Once he actually starts his routine - we have a very engaging half-hour preamble about why he's actually doing the show - Baker tells warm and funny anecdotes about his dad, Spud, and family life in Bermondsey. These are extensions of the excellent Cradle to the Grave TV show and are all told with Danny's familiar amphetamine delivery: never missing a beat, never drawing a breath. There are great stories about kids and fireworks, insurance burglaries and his dad's general resourcefulness in always chasing the next pound note to provide for the family. It all paints a picture of life on a south-east London council estate in the 50s and 60s which stays just the right side of nostalgic. But when he mentions his mum's jobs at Shuttleworths and Peek Freans, I can't help but feel a little sentimental: my dad worked at Peek Freans when I was a kid and, such were the employee perks, that I was a teenager before I saw what an unbroken biscuit looked like.

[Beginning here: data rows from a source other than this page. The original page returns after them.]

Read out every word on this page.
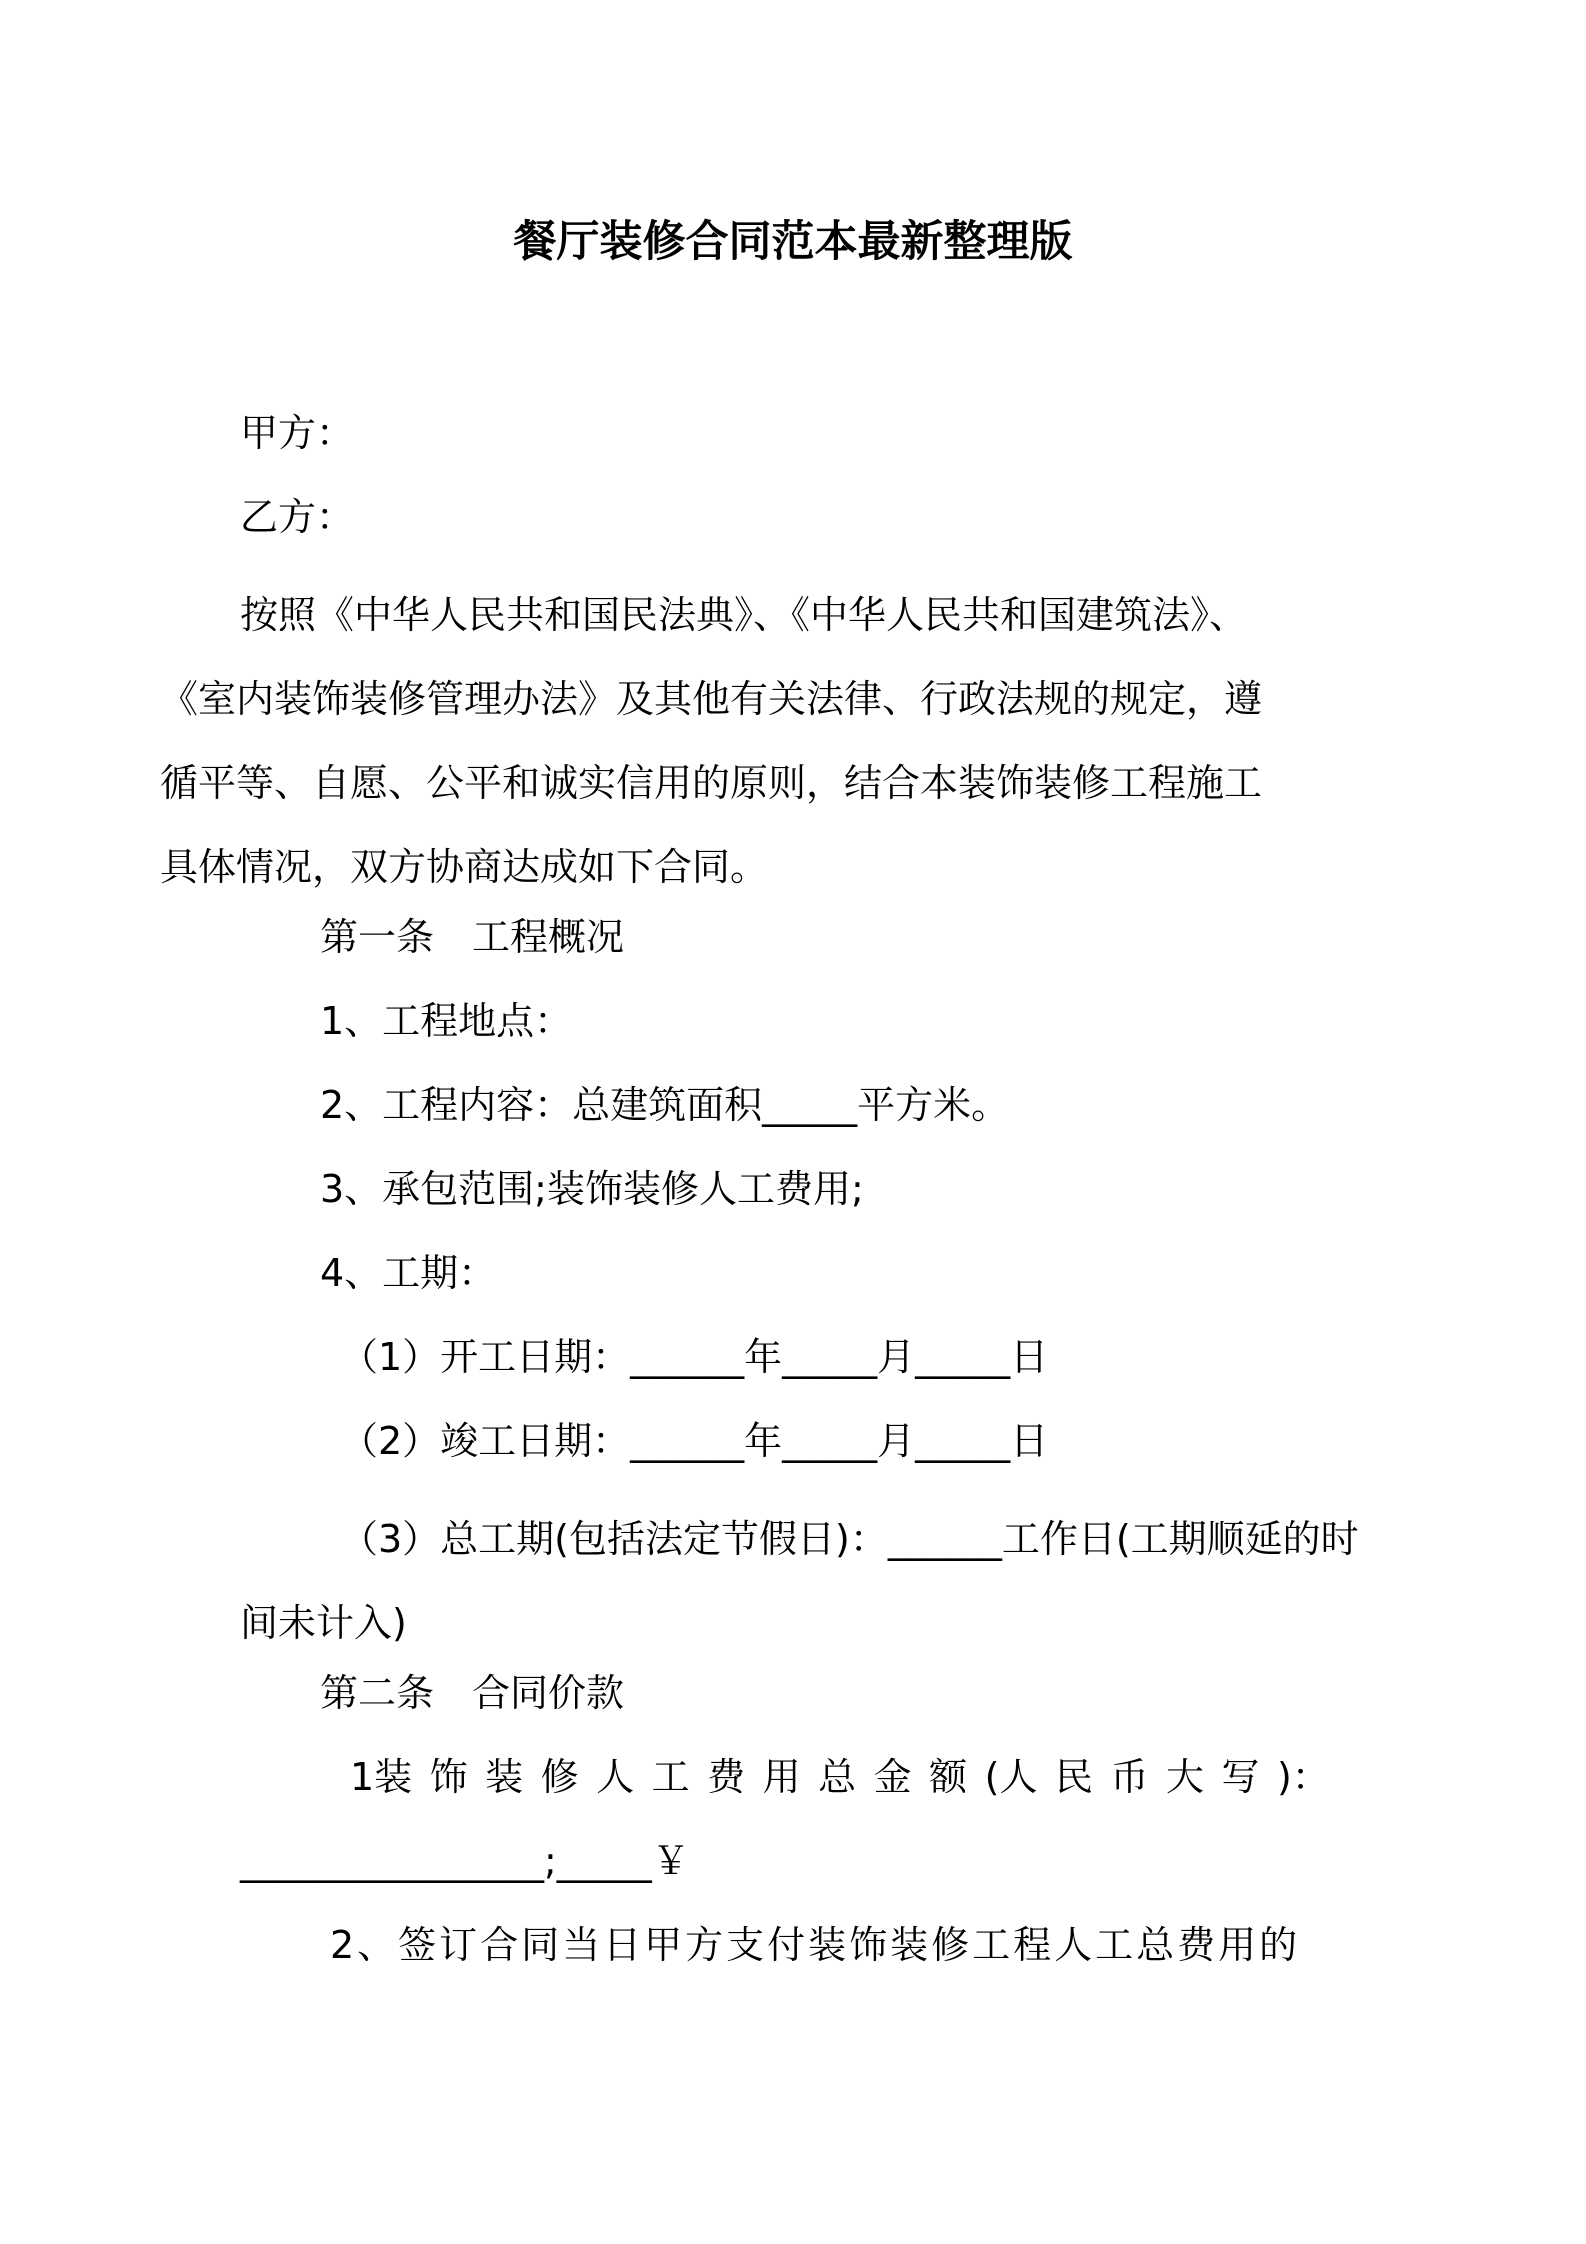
餐厅装修合同范本最新整理版
甲方：
乙方：
按照《中华人民共和国民法典》、《中华人民共和国建筑法》、《室内装饰装修管理办法》及其他有关法律、行政法规的规定，遵循平等、自愿、公平和诚实信用的原则，结合本装饰装修工程施工具体情况，双方协商达成如下合同。
第一条　工程概况
1、工程地点：
2、工程内容：总建筑面积_____平方米。
3、承包范围;装饰装修人工费用;
4、工期：
（1）开工日期：______年_____月_____日
（2）竣工日期：______年_____月_____日
（3）总工期(包括法定节假日)：______工作日(工期顺延的时间未计入)
第二条　合同价款
1装 饰 装 修 人 工 费 用 总 金 额 (人 民 币 大 写 )：
________________;_____￥
2、签订合同当日甲方支付装饰装修工程人工总费用的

After the interval, when he does move on to his career, he attributes his breaks to "dumb luck" - being in the right place at the right time and having perfect recall. Working on The 6 O'Clock Show, his forensic knowledge of obscure past routines enables him to make instant connections with irascible comedians Spike Milligan and Kenneth Williams when the pros around him are floundering. His love of comedy shines through: he talks about Max Miller albums as being more important to him than the contemporary pop music he and his friends were listening to growing up, and he seems genuinely in awe of the fact that he is on a stage where Miller once trod the boards.

He is a marvellous raconteur and, despite claiming to be out of his realm of experience, a natural performer. In fact, his avowal that he is new to the stage is not true: the first time I ever heard of Danny Baker was reading an account in the August 1977 Sniffin' Glue of him jumping up onstage at the Vortex the night Elvis Presley died to berate the punks, who had cheered the news, for being disrespectful to a true rebel. Hopefully, we'll hear that story on next year's tour; but I'm not holding my breath.

Cradle to the Stage is at the Theatre Royal, Brighton on 30th April.